First iteration (i=0)

Swap arr[0] and arr[4]: arr = [5, 2, 3, 4, 1]

Second iteration (i=1)

Swap arr[1] and arr[3]: arr = [5, 4, 3, 2, 1]

Loop ends

i=2 is not less than arr.length/2 (2), stop.

i	arr after swap
0	[5, 2, 3, 4, 1]
1	[5, 4, 3, 2, 1]

💡

Why This Works

Step 1: Swapping elements

We swap the element at the current index with the element at the corresponding position from the end using a temporary variable temp.

Step 2: Loop until middle

The loop runs only until the middle of the array because after that, elements would be swapped back to original positions.

Step 3: In-place reversal

This method reverses the array in place without using extra memory, making it efficient.

🔄

Alternative Approaches

Using a new array

java

public class ReverseArray {
    public static void main(String[] args) {
        int[] arr = {1, 2, 3, 4, 5};
        int[] reversed = new int[arr.length];
        for (int i = 0; i < arr.length; i++) {
            reversed[i] = arr[arr.length - 1 - i];
        }
        for (int num : reversed) {
            System.out.print(num + " ");
        }
    }
}

This uses extra space for a new array but keeps the original array unchanged.

Using Collections.reverse with Integer array

java

import java.util.Arrays;
import java.util.Collections;
public class ReverseArray {
    public static void main(String[] args) {
        Integer[] arr = {1, 2, 3, 4, 5};
        Collections.reverse(Arrays.asList(arr));
        for (int num : arr) {
            System.out.print(num + " ");
        }
    }
}

This uses built-in methods but requires Integer objects instead of primitive int.

⚡

Complexity: O(n) time, O(1) space

Time Complexity

The loop runs half the length of the array, so time complexity is O(n) where n is the array size.

Space Complexity

The reversal is done in place using a temporary variable, so space complexity is O(1).

Which Approach is Fastest?

In-place swapping is fastest and uses least memory compared to creating a new array or using Collections.reverse.

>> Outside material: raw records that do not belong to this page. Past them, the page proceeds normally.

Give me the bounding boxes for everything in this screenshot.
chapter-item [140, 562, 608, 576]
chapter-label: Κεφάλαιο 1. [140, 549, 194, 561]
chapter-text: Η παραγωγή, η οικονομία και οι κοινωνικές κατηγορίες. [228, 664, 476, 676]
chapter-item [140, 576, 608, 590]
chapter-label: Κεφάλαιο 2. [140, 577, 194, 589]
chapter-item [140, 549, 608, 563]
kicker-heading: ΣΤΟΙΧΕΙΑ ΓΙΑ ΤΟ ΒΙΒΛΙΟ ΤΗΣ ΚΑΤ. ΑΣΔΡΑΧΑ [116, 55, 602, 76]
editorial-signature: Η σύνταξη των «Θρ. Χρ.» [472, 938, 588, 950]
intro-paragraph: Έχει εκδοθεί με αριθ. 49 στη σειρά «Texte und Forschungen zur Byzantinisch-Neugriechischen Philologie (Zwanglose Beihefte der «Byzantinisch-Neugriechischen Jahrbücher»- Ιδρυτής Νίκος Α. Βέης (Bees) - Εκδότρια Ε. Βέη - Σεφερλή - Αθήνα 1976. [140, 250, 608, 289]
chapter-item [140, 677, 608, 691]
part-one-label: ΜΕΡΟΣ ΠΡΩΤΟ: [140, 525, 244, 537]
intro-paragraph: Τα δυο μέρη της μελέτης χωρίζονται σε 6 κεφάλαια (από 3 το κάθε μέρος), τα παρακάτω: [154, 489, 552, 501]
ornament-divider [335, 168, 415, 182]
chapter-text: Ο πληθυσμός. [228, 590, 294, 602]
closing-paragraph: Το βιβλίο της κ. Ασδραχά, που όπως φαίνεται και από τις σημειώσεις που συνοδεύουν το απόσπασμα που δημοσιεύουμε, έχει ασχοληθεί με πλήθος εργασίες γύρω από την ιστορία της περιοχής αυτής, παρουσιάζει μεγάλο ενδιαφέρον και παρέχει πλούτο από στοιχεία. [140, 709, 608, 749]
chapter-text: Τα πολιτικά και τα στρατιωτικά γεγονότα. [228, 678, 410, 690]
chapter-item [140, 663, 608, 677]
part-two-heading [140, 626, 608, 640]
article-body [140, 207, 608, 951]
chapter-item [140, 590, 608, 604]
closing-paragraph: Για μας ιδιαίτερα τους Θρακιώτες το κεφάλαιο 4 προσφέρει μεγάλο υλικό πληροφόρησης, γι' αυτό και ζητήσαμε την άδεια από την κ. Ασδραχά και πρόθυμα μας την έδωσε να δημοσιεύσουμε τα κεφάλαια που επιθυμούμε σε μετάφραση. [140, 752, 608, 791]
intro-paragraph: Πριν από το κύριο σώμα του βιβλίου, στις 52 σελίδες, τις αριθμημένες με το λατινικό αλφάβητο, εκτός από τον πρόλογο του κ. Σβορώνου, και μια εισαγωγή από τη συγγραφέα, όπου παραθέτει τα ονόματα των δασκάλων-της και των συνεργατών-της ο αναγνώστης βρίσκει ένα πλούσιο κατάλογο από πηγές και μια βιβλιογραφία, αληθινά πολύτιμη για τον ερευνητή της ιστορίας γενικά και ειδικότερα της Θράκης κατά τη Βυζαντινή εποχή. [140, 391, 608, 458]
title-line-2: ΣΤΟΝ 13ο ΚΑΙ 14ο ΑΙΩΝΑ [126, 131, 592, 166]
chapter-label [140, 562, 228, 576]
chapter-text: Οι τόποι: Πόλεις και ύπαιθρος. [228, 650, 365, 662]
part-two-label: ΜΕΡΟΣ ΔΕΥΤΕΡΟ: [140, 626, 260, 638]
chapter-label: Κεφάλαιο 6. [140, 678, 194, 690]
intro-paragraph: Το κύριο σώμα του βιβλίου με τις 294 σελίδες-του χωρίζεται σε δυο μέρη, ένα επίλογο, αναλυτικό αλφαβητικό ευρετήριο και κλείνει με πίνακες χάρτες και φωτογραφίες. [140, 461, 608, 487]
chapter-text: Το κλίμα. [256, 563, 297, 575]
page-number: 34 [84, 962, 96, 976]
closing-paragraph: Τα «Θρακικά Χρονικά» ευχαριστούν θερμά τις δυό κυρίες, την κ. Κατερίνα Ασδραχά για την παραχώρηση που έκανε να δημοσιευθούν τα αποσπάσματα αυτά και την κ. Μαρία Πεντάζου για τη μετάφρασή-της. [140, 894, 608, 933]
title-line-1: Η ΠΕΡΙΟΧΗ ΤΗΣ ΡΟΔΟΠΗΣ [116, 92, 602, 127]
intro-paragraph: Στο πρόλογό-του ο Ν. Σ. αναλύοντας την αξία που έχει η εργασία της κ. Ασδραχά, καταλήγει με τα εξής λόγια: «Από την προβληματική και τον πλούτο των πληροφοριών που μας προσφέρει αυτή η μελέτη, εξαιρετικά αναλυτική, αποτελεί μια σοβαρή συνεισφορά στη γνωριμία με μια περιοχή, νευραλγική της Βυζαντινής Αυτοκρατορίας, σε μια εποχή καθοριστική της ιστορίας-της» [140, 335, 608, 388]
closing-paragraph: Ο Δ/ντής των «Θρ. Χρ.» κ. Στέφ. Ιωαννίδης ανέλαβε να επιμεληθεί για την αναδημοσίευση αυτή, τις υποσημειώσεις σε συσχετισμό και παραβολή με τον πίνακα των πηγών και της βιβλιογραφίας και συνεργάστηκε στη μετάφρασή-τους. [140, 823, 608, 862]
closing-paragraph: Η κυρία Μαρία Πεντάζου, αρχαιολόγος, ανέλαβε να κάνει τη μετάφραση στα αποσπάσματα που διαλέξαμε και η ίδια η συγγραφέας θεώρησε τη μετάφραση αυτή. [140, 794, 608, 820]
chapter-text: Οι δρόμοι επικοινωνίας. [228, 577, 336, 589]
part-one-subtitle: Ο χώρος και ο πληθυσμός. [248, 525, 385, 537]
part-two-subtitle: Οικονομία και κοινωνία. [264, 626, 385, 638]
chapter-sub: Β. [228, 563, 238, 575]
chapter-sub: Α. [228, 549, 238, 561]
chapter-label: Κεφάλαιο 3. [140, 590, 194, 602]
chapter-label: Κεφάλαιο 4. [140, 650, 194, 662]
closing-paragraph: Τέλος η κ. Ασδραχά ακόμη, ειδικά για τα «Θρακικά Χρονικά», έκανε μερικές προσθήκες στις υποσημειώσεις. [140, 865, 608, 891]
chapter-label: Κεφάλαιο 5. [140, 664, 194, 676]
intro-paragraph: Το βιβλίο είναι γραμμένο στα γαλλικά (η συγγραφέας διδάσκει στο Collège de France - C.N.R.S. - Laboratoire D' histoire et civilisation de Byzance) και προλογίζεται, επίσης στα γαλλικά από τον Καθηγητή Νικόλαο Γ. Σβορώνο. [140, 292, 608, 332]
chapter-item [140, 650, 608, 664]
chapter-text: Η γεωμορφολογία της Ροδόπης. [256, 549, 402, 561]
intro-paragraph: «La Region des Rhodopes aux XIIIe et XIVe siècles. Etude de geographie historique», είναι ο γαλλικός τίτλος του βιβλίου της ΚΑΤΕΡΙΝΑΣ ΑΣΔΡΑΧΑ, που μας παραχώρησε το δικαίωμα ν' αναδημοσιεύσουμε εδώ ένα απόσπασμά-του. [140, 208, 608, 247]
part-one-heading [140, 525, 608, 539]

Approach	Time	Space	Best For
In-place swap	O(n)	O(1)	Memory efficient, fast
New array	O(n)	O(n)	Preserving original array
Collections.reverse	O(n)	O(n)	Using built-in methods with objects

💡

Swap elements from start and end moving inward to reverse the array efficiently.

⚠️

Trying to swap elements without a temporary variable causes data loss.